Seems like it cuts both ways. The bank should have a bit less risk with a co-op since there’s less chance that a single unit could fall into disrepair or lose a lot of value. But then again a bank might have a more complicated issue should they need to foreclose and/or resell a co-op.

When I was looking (in the days of the real estate bubble), the available co-ops were cheaper than a similarly sized, similarly located condos. However, the co-ops weren’t accepting people who weren’t able to put 20% down on the property and didn’t have money in the bank beyond that. The questionable loans that you could get for a condo or a house at that time simply weren’t available for co-ops.

I believe that condo owners also own a share in common areas – but unlike a co-op, only they own their unit.

–Cliffy

For me, it was difficult to find very many lenders who wanted to do co-op loans. Every bank is set up to handle real-estate transactions, but co-ops require some special expertise that’s more akin to commercial banking. Co-ops are only common in New York City and the surrounding area, due to historical reasons involving New York real-estate law, so it seemed that only the big NYC-based banks were willing to do co-op loans, so I got my loan through one of them.

The co-op board also must approve all potential shareholders, so I had to give them my financial information and tax returns, and proof that I could put 20% down on the unit. They’re especially interested in the fiscal soundness of their shareholders because it’s a pain for the corporation if an owner becomes unable to pay their maintenance fees. The corporation can sue the shareholder and get the shares back in lieu of unpaid maintenance, and then kick them out, but that takes forever.

My co-op also makes one jump through rather ridiculous hoops if you want to sublet your apartment; you have to file a bunch of forms, have the potential tenant interviewed by the Board, etc. And subleases must be re-approved by the board every year. They really want to discourage owners from buying units purely as investment properties. OTOH condo associations generally have no power to prevent tenant-occupied units.

Some co-ops have guarantees where they promise to buy back the shares (at a specified price related to the original price and years since that sale). This can make it more attractive to a bank – if they foreclose, they don’t have to worry about it, just resell it to the co-op association at the specified price. And the co-op gains too – they retain a tighter control over who the unit is sold to.

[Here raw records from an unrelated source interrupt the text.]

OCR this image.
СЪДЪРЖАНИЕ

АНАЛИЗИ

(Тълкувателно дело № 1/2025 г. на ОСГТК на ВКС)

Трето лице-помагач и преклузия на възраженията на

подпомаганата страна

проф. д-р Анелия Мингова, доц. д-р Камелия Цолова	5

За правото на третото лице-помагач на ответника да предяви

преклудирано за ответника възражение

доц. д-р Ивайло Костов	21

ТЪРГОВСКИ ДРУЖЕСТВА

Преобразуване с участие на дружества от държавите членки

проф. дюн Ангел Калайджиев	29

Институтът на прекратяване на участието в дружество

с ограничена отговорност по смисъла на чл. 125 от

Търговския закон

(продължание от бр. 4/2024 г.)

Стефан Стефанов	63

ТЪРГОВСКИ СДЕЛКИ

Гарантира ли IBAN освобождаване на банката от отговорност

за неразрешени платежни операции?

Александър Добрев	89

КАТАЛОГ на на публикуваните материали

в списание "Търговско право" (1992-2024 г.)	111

Co-ops can (and do) raise capital by taking out a mortgage on the building. This is one reason for the difference in price between condos and co-ops. Some co-ops have rather large underlying mortgages while condos have none. When a condo needs to raise a large sum, they have to take out a regular loan, often at a higher rate and shorter term.

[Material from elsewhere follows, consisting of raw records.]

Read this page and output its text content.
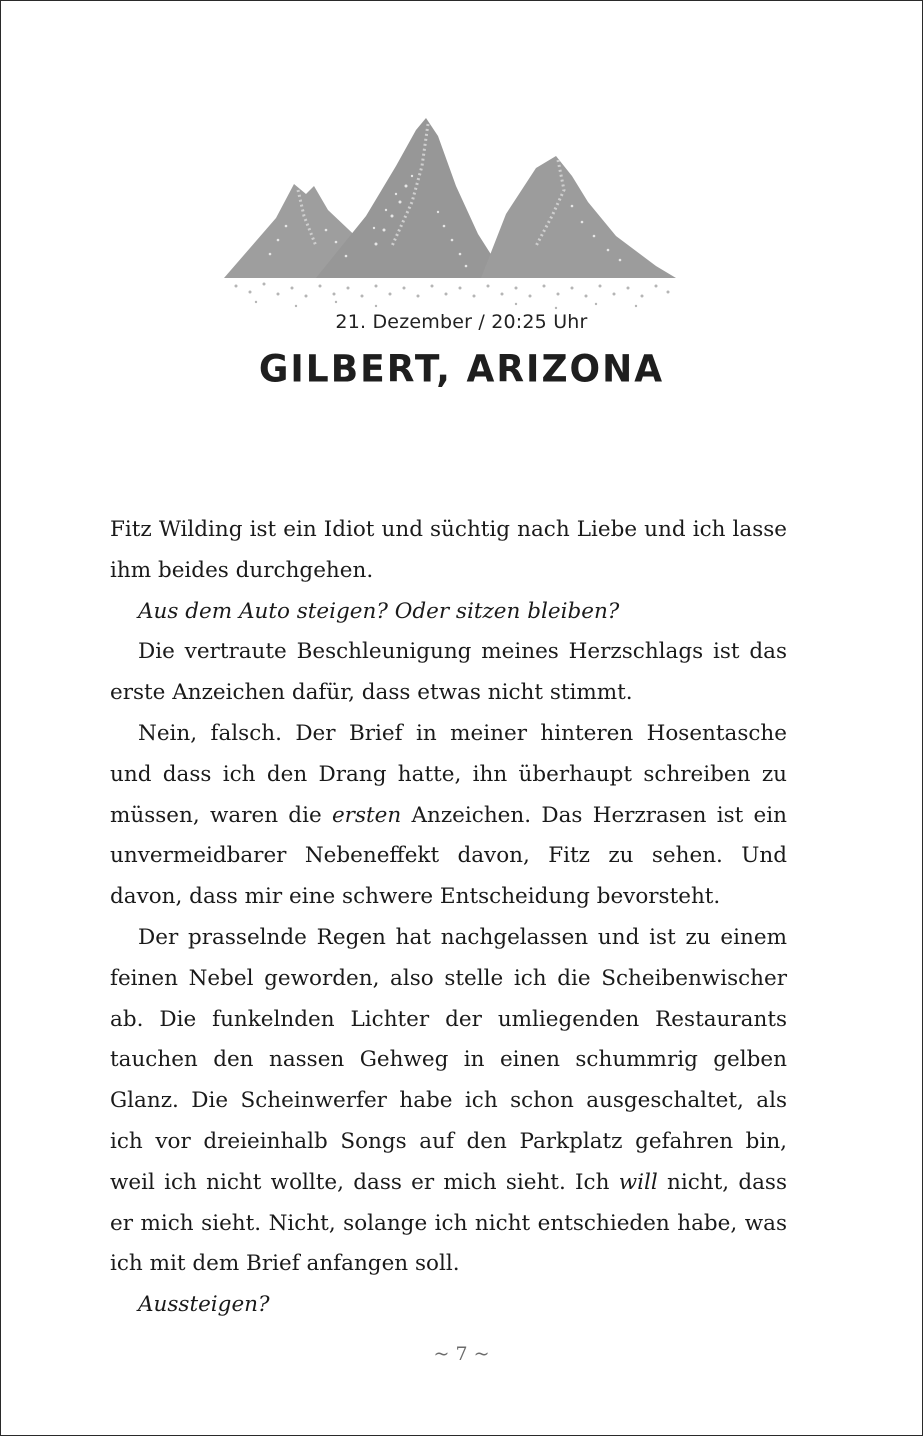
21. Dezember / 20:25 Uhr
GILBERT, ARIZONA

Fitz Wilding ist ein Idiot und süchtig nach Liebe und ich lasse ihm beides durchgehen.

Aus dem Auto steigen? Oder sitzen bleiben?

Die vertraute Beschleunigung meines Herzschlags ist das erste Anzeichen dafür, dass etwas nicht stimmt.

Nein, falsch. Der Brief in meiner hinteren Hosentasche und dass ich den Drang hatte, ihn überhaupt schreiben zu müssen, waren die ersten Anzeichen. Das Herzrasen ist ein unvermeidbarer Nebeneffekt davon, Fitz zu sehen. Und davon, dass mir eine schwere Entscheidung bevorsteht.

Der prasselnde Regen hat nachgelassen und ist zu einem feinen Nebel geworden, also stelle ich die Scheibenwischer ab. Die funkelnden Lichter der umliegenden Restaurants tauchen den nassen Gehweg in einen schummrig gelben Glanz. Die Scheinwerfer habe ich schon ausgeschaltet, als ich vor dreieinhalb Songs auf den Parkplatz gefahren bin, weil ich nicht wollte, dass er mich sieht. Ich will nicht, dass er mich sieht. Nicht, solange ich nicht entschieden habe, was ich mit dem Brief anfangen soll.

Aussteigen?

~ 7 ~
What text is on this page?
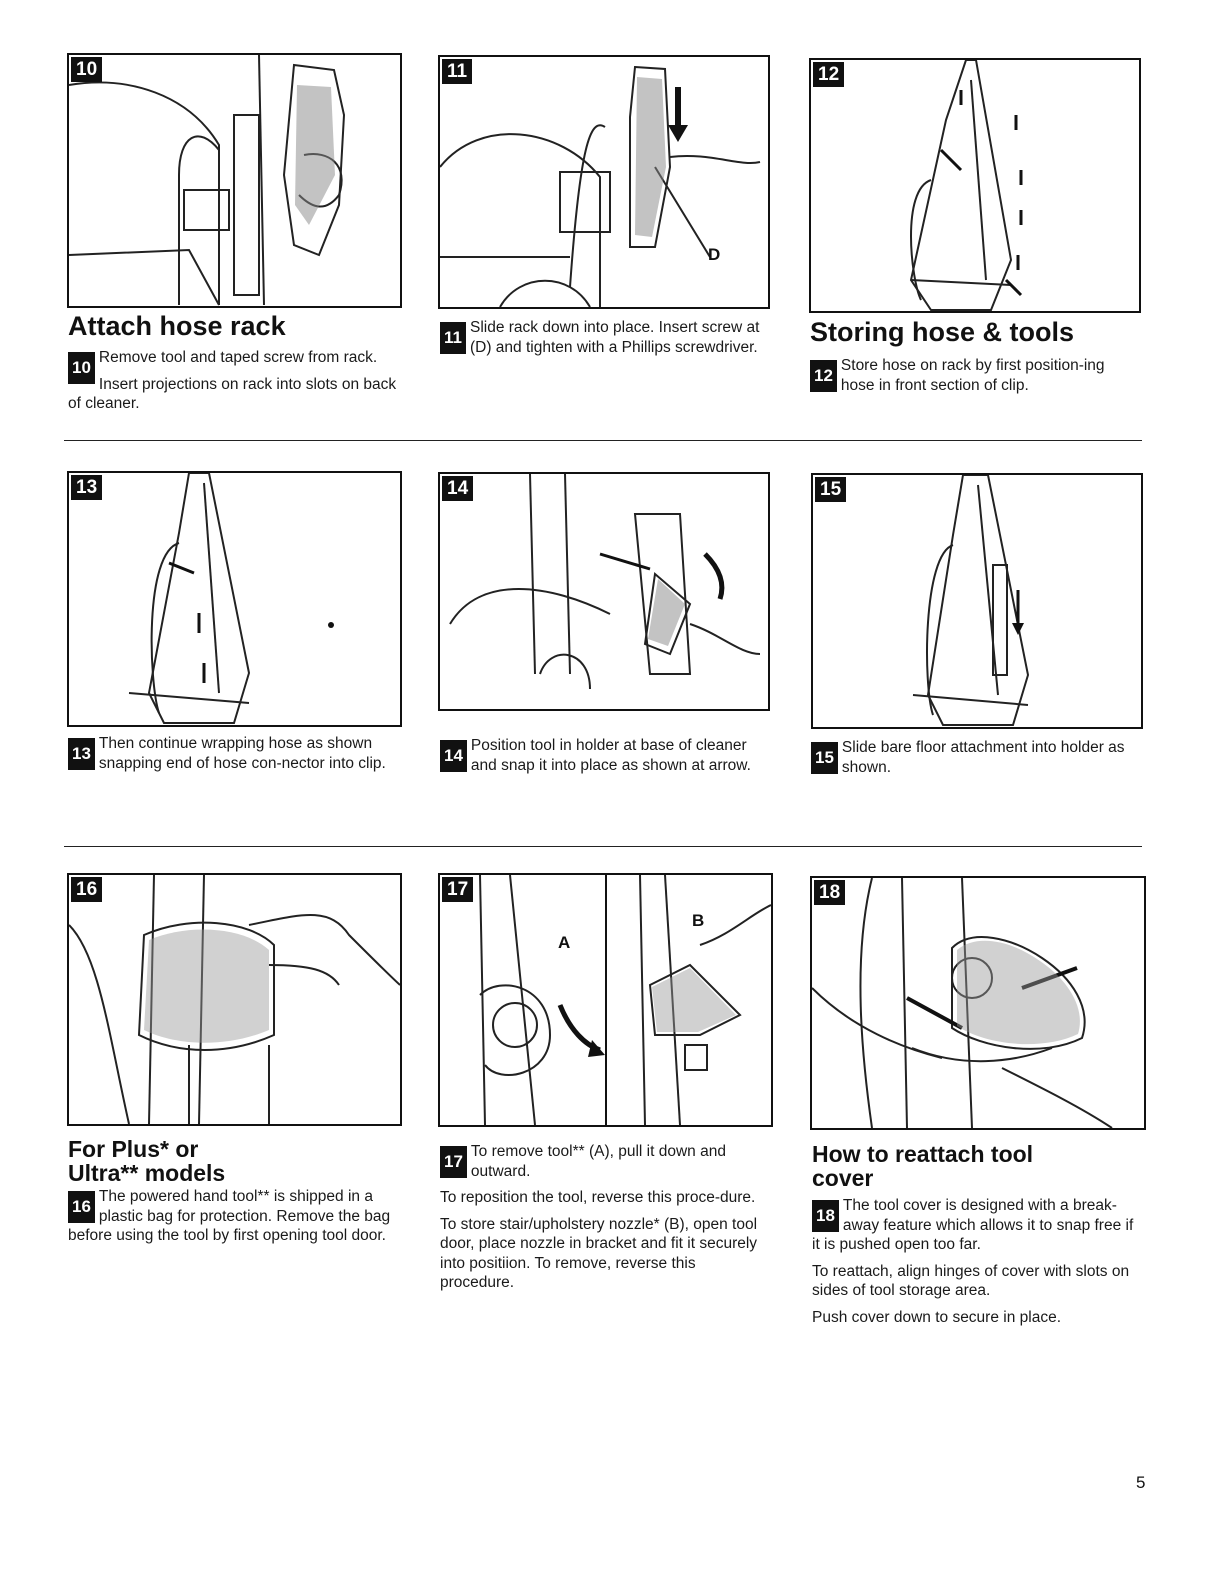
10
Attach hose rack

10
Remove tool and taped screw from rack.

Insert projections on rack into slots on back of cleaner.

11
D

11
Slide rack down into place. Insert screw at (D) and tighten with a Phillips screwdriver.

12
Storing hose & tools

12
Store hose on rack by first position-ing hose in front section of clip.

13

13
Then continue wrapping hose as shown snapping end of hose con-nector into clip.

14

14
Position tool in holder at base of cleaner and snap it into place as shown at arrow.

15

15
Slide bare floor attachment into holder as shown.

16
For Plus* or
Ultra** models

16
The powered hand tool** is shipped in a plastic bag for protection. Remove the bag before using the tool by first opening tool door.

17
A
B

17
To remove tool** (A), pull it down and outward.

To reposition the tool, reverse this proce-dure.

To store stair/upholstery nozzle* (B), open tool door, place nozzle in bracket and fit it securely into positiion. To remove, reverse this procedure.

18
How to reattach tool
cover

18
The tool cover is designed with a break-away feature which allows it to snap free if it is pushed open too far.

To reattach, align hinges of cover with slots on sides of tool storage area.

Push cover down to secure in place.

5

An important part of investigating a co-op is finding out how much the underlying mortgage is and how it is structured (these are commercial mortgages and are usually for 10 years or less and may or may not be interest only). If you have a large mortgage at a very low rate expiring next year and rates are high at that time, you might be looking at a rise in your maintenance fees.

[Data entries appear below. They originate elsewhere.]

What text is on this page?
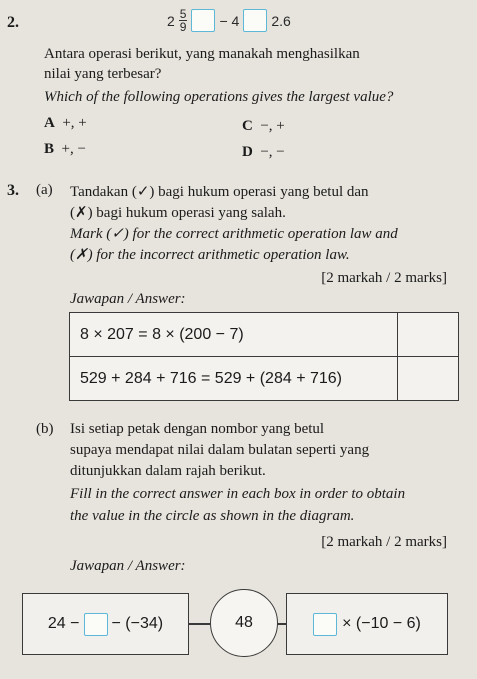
2.	$2 \frac{5}{9} - 4$ 2.6
Antara operasi berikut, yang manakah menghasilkan
nilai yang terbesar?
Which of the following operations gives the largest value?
A +, +
B +, −
C −, +
D −, −
3. (a) Tandakan (✓) bagi hukum operasi yang betul dan
(✗) bagi hukum operasi yang salah.
Mark (✓) for the correct arithmetic operation law and
(✗) for the incorrect arithmetic operation law.
[2 markah / 2 marks]
Jawapan / Answer:
8 × 207 = 8 × (200 − 7)	
529 + 284 + 716 = 529 + (284 + 716)	
(b) Isi setiap petak dengan nombor yang betul
supaya mendapat nilai dalam bulatan seperti yang
ditunjukkan dalam rajah berikut.
Fill in the correct answer in each box in order to obtain
the value in the circle as shown in the diagram.
[2 markah / 2 marks]
Jawapan / Answer:
24 − − (−34)	48	× (−10 − 6)
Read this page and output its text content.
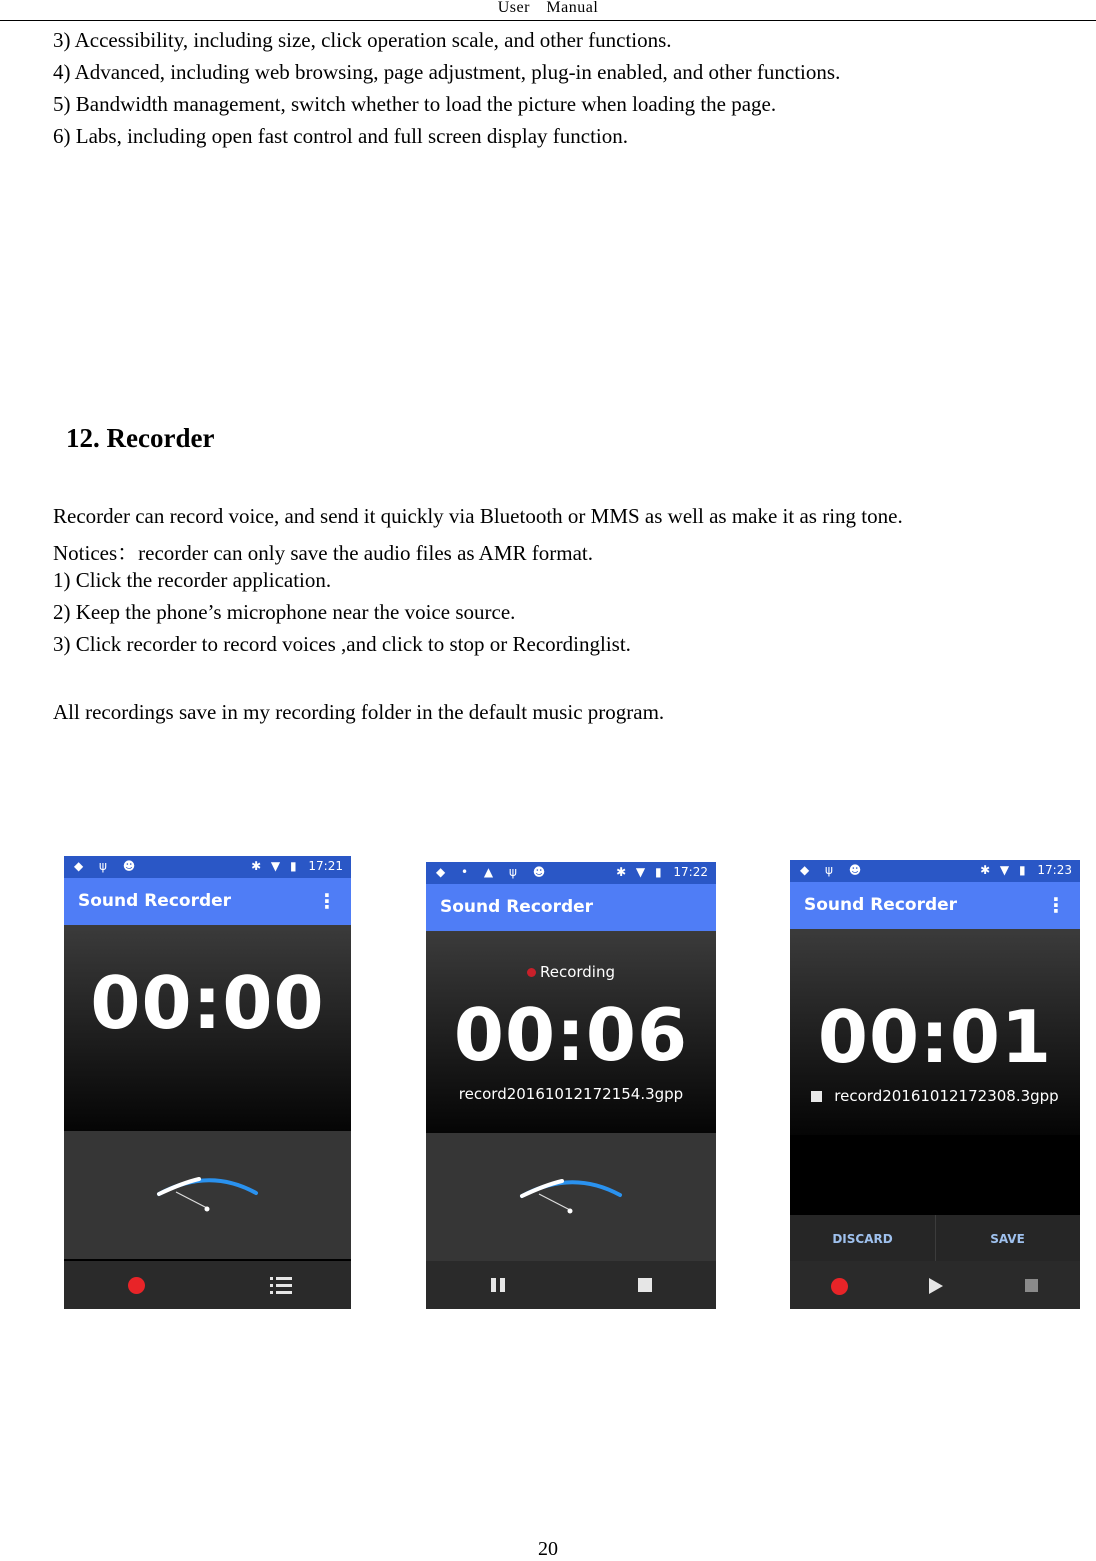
User Manual
3) Accessibility, including size, click operation scale, and other functions.
4) Advanced, including web browsing, page adjustment, plug-in enabled, and other functions.
5) Bandwidth management, switch whether to load the picture when loading the page.
6) Labs, including open fast control and full screen display function.
12. Recorder
Recorder can record voice, and send it quickly via Bluetooth or MMS as well as make it as ring tone.
Notices：recorder can only save the audio files as AMR format.
1) Click the recorder application.
2) Keep the phone’s microphone near the voice source.
3) Click recorder to record voices ,and click to stop or Recordinglist.
All recordings save in my recording folder in the default music program.
◆ ψ ☻	✱ ▼ ▮ 17:21
Sound Recorder	⋮
00:00
◆ • ▲ ψ ☻	✱ ▼ ▮ 17:22
Sound Recorder
Recording
00:06
record20161012172154.3gpp
◆ ψ ☻	✱ ▼ ▮ 17:23
Sound Recorder	⋮
00:01
record20161012172308.3gpp
DISCARD	SAVE
20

A nice feature of the underlying building mortgage in a co-op is that, as a shareholder in the building, you get to deduct your proportional share of the interest paid on that loan from your income taxes. So every year, I get two 1098s: one from my bank and one from the co-op’s bank.

Right. In essence, you alone own the INTERIOR of your unit; every condo owner in your association jointly owns the exterior of all the units, and the common areas. Often, however, the individual owner may be responsible for some minimal maintenance of the exterior of their own unit–for example, keeping your own porch (of a townhouse condo, say) neatly cared for–but not much of the major/difficult stuff (cleaning gutters, powerwashing windows and siding, landscaping, etc.).